Posted by khazit 12/7/2025
It is a bit cursed, but works pretty well. I'm using it in my hardware-backed KMIP server to interface with PKCS11.
That said, in my personal experience, the most portable programs tend to be written in either Perl or Shell. The former has a crap-ton of portability documentation and design influence, and the latter is designed to work from 40 year old machines up to today's. You can learn a lot by studying old things.
> In the observability world, if you're building an agent for metrics and logs, you're probably writing it in Go.
I'm pretty unconvinced that this is the case unless you happen to be on the CNCF train. Personally I'd write in Rust these days, C used to be very common too.
The fact is go is portable, it provides the ability to cross compile out of the box and reasonably executed on other platforms it supports. But in this case, a decision that had little to do with go, the desire to use c code, a non go project, with their go project made things harder.

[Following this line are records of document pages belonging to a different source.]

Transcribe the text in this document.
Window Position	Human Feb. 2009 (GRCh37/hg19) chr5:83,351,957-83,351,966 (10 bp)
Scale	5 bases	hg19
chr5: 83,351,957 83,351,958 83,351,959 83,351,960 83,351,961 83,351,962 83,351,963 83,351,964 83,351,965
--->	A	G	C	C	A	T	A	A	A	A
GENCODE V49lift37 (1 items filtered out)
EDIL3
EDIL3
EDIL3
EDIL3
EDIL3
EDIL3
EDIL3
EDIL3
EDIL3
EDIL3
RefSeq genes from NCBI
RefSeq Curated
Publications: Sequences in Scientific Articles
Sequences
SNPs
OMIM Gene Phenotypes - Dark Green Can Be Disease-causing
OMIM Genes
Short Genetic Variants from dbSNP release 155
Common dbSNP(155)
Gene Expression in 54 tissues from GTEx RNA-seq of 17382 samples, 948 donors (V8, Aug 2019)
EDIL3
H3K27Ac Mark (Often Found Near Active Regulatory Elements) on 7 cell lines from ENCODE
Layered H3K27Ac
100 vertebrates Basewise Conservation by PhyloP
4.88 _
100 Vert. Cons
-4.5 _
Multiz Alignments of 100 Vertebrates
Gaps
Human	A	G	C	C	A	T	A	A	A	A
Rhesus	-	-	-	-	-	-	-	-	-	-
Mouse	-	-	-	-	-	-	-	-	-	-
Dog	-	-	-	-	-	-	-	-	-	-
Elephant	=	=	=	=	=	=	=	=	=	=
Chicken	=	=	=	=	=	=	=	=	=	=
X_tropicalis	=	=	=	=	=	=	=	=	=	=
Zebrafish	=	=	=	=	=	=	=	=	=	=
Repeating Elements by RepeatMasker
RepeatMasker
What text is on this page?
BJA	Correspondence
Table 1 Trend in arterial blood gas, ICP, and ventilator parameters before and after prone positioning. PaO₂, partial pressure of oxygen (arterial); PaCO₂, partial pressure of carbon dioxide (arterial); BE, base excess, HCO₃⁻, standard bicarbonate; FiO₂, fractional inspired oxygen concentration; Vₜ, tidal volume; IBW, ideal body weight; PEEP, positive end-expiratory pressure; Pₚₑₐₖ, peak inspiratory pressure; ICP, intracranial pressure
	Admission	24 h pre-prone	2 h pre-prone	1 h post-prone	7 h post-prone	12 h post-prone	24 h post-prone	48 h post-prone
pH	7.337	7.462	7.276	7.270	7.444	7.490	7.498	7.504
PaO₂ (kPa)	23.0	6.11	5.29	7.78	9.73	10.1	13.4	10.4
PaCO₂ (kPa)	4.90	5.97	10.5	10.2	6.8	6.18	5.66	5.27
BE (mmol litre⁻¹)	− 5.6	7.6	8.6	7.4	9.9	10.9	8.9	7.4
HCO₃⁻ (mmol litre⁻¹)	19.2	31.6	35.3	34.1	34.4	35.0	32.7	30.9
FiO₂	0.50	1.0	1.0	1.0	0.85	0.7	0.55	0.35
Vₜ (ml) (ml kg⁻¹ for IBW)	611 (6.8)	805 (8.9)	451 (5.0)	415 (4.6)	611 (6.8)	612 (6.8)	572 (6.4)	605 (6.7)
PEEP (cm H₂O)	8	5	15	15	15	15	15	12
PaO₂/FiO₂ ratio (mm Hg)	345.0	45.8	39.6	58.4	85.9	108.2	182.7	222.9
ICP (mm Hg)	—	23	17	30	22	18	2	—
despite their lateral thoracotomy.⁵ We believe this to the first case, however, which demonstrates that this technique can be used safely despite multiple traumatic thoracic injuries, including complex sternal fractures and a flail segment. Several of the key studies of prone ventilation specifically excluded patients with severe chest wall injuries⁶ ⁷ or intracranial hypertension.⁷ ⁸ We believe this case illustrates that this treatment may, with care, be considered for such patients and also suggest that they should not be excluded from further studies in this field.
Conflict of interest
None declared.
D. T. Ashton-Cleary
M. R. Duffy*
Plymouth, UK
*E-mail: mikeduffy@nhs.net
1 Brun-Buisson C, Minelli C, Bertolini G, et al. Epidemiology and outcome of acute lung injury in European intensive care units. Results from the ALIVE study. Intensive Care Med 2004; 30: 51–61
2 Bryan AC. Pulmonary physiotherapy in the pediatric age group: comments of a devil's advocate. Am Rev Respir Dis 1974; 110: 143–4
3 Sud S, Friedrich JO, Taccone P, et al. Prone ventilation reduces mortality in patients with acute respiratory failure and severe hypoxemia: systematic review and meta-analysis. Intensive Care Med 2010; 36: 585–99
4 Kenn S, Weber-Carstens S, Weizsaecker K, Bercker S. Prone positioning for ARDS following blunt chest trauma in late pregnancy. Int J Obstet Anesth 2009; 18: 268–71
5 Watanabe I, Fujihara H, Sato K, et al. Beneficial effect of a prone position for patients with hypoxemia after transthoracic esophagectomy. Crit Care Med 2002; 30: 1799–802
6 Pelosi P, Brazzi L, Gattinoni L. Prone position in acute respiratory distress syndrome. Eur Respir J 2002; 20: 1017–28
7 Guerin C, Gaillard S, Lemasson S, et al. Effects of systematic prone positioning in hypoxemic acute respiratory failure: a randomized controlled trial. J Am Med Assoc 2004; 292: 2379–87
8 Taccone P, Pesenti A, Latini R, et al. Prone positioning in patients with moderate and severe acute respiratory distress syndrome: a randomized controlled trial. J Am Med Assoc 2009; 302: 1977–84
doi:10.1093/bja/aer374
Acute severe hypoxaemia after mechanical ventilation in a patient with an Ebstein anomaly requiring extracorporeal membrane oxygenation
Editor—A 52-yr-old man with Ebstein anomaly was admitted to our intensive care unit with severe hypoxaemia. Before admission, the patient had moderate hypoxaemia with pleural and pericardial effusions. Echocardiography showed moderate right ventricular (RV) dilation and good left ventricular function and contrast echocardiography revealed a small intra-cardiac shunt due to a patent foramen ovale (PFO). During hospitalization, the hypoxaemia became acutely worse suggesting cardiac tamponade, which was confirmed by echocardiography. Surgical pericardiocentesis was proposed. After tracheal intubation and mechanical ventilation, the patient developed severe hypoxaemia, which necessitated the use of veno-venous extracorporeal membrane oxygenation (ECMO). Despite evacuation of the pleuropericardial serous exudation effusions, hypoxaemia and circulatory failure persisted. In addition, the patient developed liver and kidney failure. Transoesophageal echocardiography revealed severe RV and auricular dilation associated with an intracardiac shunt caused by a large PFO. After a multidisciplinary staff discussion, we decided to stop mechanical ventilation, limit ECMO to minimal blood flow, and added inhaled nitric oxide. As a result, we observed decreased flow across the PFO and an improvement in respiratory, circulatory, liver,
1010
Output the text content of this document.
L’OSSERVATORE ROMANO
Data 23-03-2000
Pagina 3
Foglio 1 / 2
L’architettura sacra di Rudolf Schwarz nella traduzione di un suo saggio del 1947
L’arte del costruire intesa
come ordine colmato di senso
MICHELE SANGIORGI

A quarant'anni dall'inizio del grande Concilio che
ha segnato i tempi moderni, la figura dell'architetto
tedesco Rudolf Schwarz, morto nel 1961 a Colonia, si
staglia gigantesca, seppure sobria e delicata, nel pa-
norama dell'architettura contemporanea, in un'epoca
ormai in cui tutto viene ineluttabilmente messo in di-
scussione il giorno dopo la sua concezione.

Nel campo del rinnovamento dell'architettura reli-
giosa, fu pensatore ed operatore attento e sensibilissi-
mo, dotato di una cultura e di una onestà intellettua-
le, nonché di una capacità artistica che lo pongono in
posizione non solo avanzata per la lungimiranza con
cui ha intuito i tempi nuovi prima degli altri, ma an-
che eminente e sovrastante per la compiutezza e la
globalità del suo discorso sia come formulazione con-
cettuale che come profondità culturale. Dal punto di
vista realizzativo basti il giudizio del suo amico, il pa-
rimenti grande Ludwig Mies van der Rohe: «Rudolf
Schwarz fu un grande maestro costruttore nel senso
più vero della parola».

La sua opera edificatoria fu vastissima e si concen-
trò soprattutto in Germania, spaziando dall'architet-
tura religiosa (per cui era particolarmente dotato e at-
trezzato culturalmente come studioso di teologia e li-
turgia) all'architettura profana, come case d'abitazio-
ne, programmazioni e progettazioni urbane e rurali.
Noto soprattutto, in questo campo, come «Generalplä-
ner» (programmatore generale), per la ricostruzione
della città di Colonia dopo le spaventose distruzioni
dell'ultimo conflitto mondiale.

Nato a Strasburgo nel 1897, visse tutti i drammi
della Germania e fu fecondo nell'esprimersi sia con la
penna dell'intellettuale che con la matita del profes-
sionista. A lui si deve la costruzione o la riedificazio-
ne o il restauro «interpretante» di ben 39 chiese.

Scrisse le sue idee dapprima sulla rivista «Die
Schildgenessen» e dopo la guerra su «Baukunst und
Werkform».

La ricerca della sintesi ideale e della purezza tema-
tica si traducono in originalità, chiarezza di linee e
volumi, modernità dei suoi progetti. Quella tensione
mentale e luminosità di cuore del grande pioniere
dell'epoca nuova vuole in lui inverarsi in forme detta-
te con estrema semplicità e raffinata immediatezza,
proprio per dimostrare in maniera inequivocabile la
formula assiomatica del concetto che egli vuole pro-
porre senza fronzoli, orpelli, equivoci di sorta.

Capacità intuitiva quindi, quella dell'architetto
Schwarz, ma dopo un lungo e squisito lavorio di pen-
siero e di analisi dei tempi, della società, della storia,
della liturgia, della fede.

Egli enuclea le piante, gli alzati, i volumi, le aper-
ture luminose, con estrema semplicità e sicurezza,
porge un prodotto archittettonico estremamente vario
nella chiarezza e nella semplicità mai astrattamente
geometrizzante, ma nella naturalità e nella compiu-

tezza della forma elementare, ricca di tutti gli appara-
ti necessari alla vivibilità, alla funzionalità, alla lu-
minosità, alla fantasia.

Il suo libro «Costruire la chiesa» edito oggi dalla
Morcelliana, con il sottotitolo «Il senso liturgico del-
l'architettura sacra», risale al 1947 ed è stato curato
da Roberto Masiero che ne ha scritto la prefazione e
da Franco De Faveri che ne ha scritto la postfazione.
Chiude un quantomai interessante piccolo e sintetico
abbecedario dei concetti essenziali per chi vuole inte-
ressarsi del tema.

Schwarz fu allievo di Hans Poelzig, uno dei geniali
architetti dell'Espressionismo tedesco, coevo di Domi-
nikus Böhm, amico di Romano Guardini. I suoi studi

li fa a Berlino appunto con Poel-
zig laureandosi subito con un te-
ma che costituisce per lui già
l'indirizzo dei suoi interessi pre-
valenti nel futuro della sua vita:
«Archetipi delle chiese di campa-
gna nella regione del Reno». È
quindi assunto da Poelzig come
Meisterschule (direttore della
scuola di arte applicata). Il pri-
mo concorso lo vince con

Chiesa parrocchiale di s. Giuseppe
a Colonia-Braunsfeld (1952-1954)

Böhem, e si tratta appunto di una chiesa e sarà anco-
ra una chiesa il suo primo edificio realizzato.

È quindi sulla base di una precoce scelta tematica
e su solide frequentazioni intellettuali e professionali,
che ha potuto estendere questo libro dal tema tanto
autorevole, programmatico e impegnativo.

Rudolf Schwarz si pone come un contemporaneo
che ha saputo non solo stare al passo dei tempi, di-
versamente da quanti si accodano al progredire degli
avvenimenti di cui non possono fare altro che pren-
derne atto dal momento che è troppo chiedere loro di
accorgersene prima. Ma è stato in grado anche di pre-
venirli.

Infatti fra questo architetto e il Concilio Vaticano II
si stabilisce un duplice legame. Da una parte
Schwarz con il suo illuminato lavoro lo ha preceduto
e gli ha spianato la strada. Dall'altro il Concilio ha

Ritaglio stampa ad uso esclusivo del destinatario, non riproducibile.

These are not “just a set of constraints you only notice once you trip over them”, this is trivializing the mistake.
Entire blog can be simplified to the following.
We were ignorant, and then had to do a bunch of work because we were ignorant. It’s a common story in software. I don’t expect everybody to get it right the first time. But what we don’t need is sensational titled blogs full of fluff to try to reason readers out of concluding the obvious. Somebody in charge made decisions uninformed and as a result the project became more complicated and probably took longer.